[PATCH v3 0/2] mm/zswap: optimize for dynamic zswap_pools

From: Chengming Zhou
Date: Fri Feb 16 2024 - 03:55:52 EST


Changes in v3:
- Improve the commit messages and comments, per Yosry.
- Use percpu_ref_is_zero() for debug purpose, per Yosry.
- Collect tag.
- Link to v2: https://lore.kernel.org/r/20240210-zswap-global-lru-v2-0-fbee3b11a62e@xxxxxxxxxxxxx

Changes in v2:
- fix build error when !CONFIG_MEMCG_KMEM.
- make zswap struct static and fix some error paths, per Yosry.
- add another shrink_lock to protect zswap.next_shrink, per Yosry.
- keep "WARN_ON(percpu_ref_tryget(&pool->ref))" in pool release path
for debug, per Nhat.
- improve the commit messages.
- Link to v1: https://lore.kernel.org/r/20240210-zswap-global-lru-v1-0-853473d7b0da@xxxxxxxxxxxxx

Dynamic pool creation has been supported for a long time, which maybe
not used so much in practice. But with the per-memcg lru merged, the
current structure of zswap_pool's lru and shrinker become less optimal.
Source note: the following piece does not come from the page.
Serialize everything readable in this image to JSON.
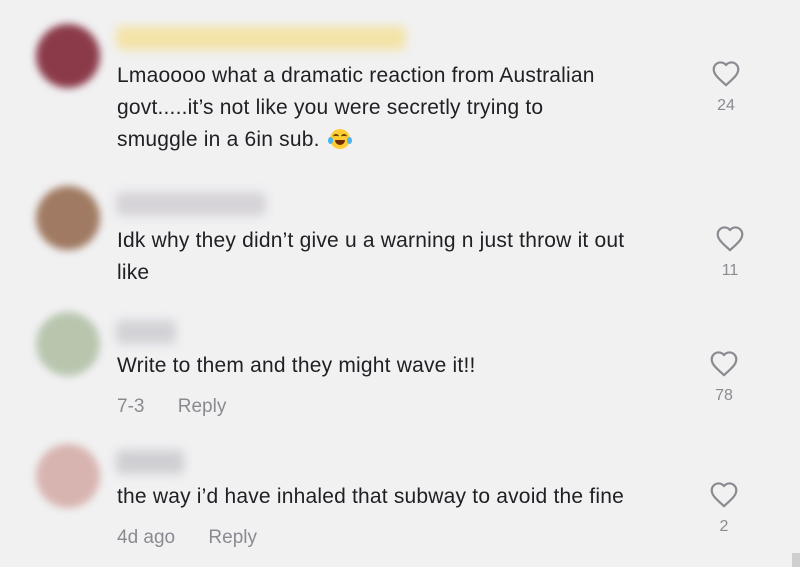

In the current structure, each zswap_pool has its own lru, shrinker and
shrink_work, but only the latest zswap_pool will be the current used.
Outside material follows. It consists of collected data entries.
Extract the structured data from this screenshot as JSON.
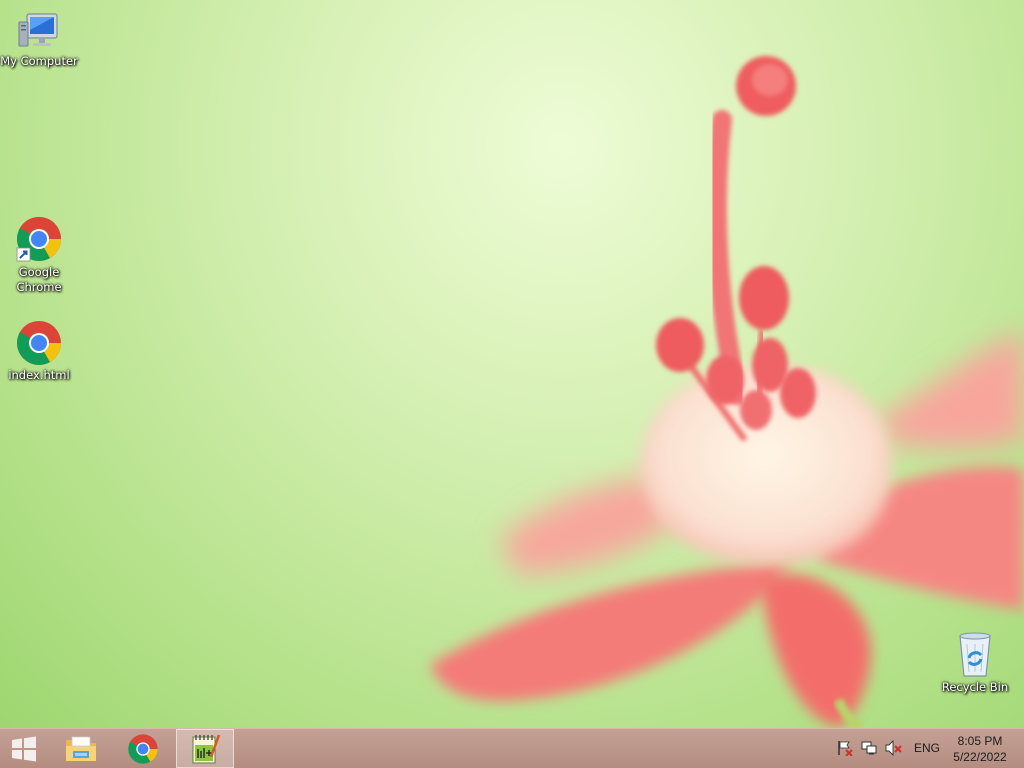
{
  "desktop": {
    "icons": [
      {
        "label": "My Computer",
        "icon": "computer-icon"
      },
      {
        "label": "Google Chrome",
        "icon": "chrome-icon",
        "shortcut": true
      },
      {
        "label": "index.html",
        "icon": "chrome-icon"
      },
      {
        "label": "Recycle Bin",
        "icon": "recycle-bin-icon"
      }
    ]
  },
  "taskbar": {
    "start_icon": "windows-start-icon",
    "pinned": [
      {
        "name": "File Explorer",
        "icon": "folder-icon"
      },
      {
        "name": "Google Chrome",
        "icon": "chrome-icon"
      },
      {
        "name": "Notepad++",
        "icon": "notepad-plus-plus-icon",
        "active": true
      }
    ],
    "tray": {
      "flag_icon": "action-center-flag-icon",
      "network_icon": "network-icon",
      "volume_icon": "volume-muted-icon",
      "language": "ENG"
    },
    "clock": {
      "time": "8:05 PM",
      "date": "5/22/2022"
    }
  },
  "colors": {
    "taskbar": "#b9938a",
    "wallpaper_light": "#eefcd6",
    "wallpaper_green": "#9ed670",
    "flower_pink": "#f06a6a"
  }
}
1. When memory has pressure, all shrinkers of zswap_pools will try to
shrink its lru list, there is no order between them.
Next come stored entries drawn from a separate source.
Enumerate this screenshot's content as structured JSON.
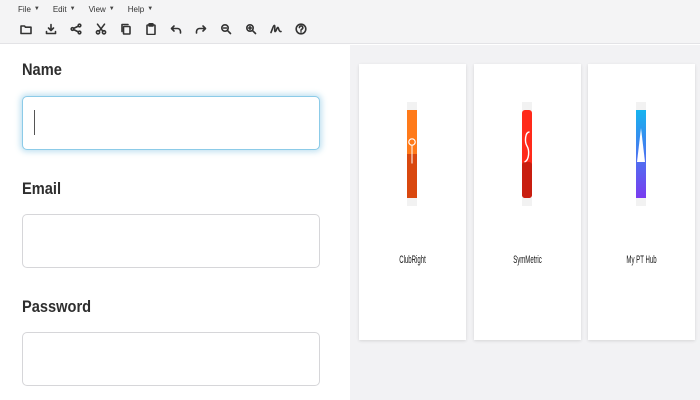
{
  "menubar": {
    "items": [
      {
        "label": "File"
      },
      {
        "label": "Edit"
      },
      {
        "label": "View"
      },
      {
        "label": "Help"
      }
    ]
  },
  "toolbar": {
    "buttons": [
      {
        "icon": "folder-icon"
      },
      {
        "icon": "download-icon"
      },
      {
        "icon": "share-icon"
      },
      {
        "icon": "scissors-icon"
      },
      {
        "icon": "copy-icon"
      },
      {
        "icon": "clipboard-icon"
      },
      {
        "icon": "undo-icon"
      },
      {
        "icon": "redo-icon"
      },
      {
        "icon": "zoom-out-icon"
      },
      {
        "icon": "zoom-in-icon"
      },
      {
        "icon": "signature-icon"
      },
      {
        "icon": "help-icon"
      }
    ]
  },
  "form": {
    "name_label": "Name",
    "email_label": "Email",
    "password_label": "Password",
    "name_value": "",
    "email_value": "",
    "password_value": ""
  },
  "cards": [
    {
      "name": "ClubRight",
      "logo_colors": [
        "#ff7a1a",
        "#d9480f"
      ]
    },
    {
      "name": "SymMetric",
      "logo_colors": [
        "#ff2a1a",
        "#c81e10"
      ]
    },
    {
      "name": "My PT Hub",
      "logo_colors": [
        "#16b4ef",
        "#7a3cf0"
      ]
    }
  ]
}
2. When zswap limit hit, only the last zswap_pool's shrink_work will
try to shrink its own lru, which is inefficient.

A more natural way is to have a global zswap lru shared between all
zswap_pools, and so is the shrinker. The code becomes much simpler too.

Another optimization is changing zswap_pool kref to percpu_ref, which
will be taken reference by every zswap entry. So the scalability is
better.

Testing kernel build (32 threads) in tmpfs with memory.max=2GB.
(zswap shrinker and writeback enabled with one 50GB swapfile,
on a 128 CPUs x86-64 machine, below is the average of 5 runs)

mm-unstable zswap-global-lru
real 63.20 63.12
user 1061.75 1062.95
sys 268.74 264.44

Signed-off-by: Chengming Zhou <zhouchengming@xxxxxxxxxxxxx>
---
Chengming Zhou (2):
mm/zswap: global lru and shrinker shared by all zswap_pools
mm/zswap: change zswap_pool kref to percpu_ref

mm/zswap.c | 207 +++++++++++++++++++++++++++----------------------------------
1 file changed, 93 insertions(+), 114 deletions(-)
---
base-commit: 191d97734e41a5c9f90a2f6636fdd335ae1d435d
change-id: 20240210-zswap-global-lru-94d49316178b

Best regards,
--
Chengming Zhou <zhouchengming@xxxxxxxxxxxxx>